Anyone ever tried running unRaid (via Boot Camp I guess?) on an Intel Mac Pro tower? Room for 6 drives in there and very quiet/solid.

Looking for advice before I try

Thanks

I haven't tried it but I'd worry about PSU failure as sourcing a replacement may prove difficult or expensive.

 

Sent via a phone. Sorry for any typos.

 

 

If it works, I doubt you'd need Boot Camp -- UnRAID boots to it's own OS, not to a Windows environment.

I do not, however, know if the Mac hardware (e.g. NIC and disk controller) is supported by UnRAID.

 

Simple enough to try ... just create the USB flash drive;  then boot to USB.

 

 

  • Author

Tried booting from a memory stick - but no joy - not even seen as startup potential.

Mac chasis does not have bios - it is EFI - so probably not surprising.

Boot camp allows bios type startup I think.
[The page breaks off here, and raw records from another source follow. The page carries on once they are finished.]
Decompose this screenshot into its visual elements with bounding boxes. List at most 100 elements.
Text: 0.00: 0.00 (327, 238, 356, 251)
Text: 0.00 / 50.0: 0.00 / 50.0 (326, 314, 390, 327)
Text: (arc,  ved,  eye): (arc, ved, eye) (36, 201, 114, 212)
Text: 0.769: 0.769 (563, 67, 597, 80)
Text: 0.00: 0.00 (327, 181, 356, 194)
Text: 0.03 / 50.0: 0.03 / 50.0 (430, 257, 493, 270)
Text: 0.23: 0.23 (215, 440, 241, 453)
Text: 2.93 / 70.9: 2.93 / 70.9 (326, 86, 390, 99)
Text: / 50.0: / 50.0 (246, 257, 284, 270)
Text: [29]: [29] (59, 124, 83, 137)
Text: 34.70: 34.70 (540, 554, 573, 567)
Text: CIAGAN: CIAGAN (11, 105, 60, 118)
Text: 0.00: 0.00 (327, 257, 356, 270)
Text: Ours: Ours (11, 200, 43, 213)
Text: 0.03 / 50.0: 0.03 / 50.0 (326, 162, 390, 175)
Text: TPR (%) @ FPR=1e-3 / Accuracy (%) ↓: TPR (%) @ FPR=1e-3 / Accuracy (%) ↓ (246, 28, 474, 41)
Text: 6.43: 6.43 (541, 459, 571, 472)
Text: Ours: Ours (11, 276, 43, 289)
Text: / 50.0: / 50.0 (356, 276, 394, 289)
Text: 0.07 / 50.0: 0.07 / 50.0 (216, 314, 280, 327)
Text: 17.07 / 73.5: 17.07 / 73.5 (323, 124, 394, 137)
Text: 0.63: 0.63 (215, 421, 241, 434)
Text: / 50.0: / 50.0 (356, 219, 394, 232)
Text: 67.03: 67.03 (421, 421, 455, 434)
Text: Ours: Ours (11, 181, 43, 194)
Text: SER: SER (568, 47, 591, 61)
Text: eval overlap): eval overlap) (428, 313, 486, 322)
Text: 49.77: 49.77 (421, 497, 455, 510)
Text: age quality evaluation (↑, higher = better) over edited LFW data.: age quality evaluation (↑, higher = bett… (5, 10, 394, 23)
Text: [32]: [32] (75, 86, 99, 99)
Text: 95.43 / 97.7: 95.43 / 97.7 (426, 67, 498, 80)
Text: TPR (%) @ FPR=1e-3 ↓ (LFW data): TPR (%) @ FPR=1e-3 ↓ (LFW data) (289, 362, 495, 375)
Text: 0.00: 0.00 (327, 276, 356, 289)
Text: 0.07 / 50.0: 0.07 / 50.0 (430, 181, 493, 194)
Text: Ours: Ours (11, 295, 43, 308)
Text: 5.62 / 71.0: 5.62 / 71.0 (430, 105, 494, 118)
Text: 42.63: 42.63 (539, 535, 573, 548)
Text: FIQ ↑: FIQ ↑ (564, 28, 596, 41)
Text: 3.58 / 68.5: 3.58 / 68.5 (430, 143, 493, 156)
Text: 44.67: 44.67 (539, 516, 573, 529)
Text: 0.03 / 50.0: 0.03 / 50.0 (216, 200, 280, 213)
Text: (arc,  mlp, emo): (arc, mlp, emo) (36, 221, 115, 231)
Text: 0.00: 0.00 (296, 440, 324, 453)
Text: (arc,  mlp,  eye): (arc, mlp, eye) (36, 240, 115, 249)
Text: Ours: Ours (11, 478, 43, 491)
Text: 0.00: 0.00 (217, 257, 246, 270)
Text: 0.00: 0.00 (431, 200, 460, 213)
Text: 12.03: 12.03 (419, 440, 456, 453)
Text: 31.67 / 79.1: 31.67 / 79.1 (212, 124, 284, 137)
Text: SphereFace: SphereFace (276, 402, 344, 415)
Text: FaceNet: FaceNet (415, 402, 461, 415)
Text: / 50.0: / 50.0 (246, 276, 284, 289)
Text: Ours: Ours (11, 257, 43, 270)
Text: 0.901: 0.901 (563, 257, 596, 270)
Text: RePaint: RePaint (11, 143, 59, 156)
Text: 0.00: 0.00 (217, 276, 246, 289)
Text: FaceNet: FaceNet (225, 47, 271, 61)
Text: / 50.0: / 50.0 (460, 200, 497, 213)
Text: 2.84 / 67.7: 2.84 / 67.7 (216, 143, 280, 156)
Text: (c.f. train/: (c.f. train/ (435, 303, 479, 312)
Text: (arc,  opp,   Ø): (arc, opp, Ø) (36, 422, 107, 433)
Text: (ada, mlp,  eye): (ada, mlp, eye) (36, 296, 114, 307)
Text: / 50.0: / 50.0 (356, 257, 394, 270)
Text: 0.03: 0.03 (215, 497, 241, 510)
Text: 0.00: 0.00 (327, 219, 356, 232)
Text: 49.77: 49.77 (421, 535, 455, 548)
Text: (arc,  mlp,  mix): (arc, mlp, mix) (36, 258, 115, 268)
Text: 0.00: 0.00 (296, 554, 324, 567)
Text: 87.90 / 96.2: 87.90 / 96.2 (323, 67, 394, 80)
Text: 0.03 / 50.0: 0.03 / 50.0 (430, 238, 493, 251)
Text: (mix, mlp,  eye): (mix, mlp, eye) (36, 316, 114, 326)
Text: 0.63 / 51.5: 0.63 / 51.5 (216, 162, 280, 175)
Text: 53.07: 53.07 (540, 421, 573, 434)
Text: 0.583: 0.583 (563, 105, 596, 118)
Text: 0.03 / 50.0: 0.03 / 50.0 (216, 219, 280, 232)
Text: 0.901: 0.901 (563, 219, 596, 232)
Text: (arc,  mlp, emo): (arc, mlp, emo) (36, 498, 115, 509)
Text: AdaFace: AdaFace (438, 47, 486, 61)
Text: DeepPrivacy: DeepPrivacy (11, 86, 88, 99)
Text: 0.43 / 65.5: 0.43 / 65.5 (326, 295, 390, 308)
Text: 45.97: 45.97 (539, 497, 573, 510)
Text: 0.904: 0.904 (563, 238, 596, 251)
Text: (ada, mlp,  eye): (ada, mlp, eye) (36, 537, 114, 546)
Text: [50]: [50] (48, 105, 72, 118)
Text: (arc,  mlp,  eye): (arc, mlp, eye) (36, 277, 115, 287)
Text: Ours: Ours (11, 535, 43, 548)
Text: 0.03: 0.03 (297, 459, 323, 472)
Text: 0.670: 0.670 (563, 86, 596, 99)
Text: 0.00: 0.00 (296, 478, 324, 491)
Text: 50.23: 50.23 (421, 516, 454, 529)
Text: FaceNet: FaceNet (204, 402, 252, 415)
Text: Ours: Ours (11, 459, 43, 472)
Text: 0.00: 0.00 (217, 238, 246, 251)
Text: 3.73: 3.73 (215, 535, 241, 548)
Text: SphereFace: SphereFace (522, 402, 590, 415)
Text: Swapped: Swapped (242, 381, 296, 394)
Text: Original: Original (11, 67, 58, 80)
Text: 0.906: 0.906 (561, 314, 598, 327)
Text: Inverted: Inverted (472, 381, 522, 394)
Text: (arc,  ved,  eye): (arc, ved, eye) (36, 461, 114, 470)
Graphics cards are usually standard nVidia.

Not to sure about NIC/Disk Controller - but if I got that far I'd be very pleased!

 

PS - just had a horrible sinking feeling that all this is in the wrong forum - apologies!

Only in the "wrong" forum in that I doubt there are many "Mac folks" here (I'm certainly not).

 

But it's the right place for UnRAID questions.

 

Since your system doesn't allow booting from a USB stick, I doubt you can run UnRAID at all.    But it certainly wouldn't hurt to try it using Boot Camp -- although if that virtualizes it, you'll almost certainly NOT be able to boot a useable version of UnRAID.  [Without hardware pass-through, performance will be very poor even if it boots).

 

I think it's a cool idea. It would be interesting to see this happen.

If there is a floppy drive you can use plop. If there is a CDROM you can possibly make an ISO Linux Boot CD.

I wouldn't worry about the power supply. I would use it till the machine died, then move the drives to a newer environment.

In order to allow booting from USB you need to install an EFI bootloader or EFI manager). rEFInd is just the ticket, or it's predecessor rEFIt. It will present you with a system picker when you reboot your Mac. I never had great luck getting it to run guest OSes (exception below) off of CD/DVD, and didn't try USB, however. YMMV. I do use it to boot between OS X (a couple of versions) and Windows (installed with Boot Camp), and it did work with Mint Linux 14.1 Live CD.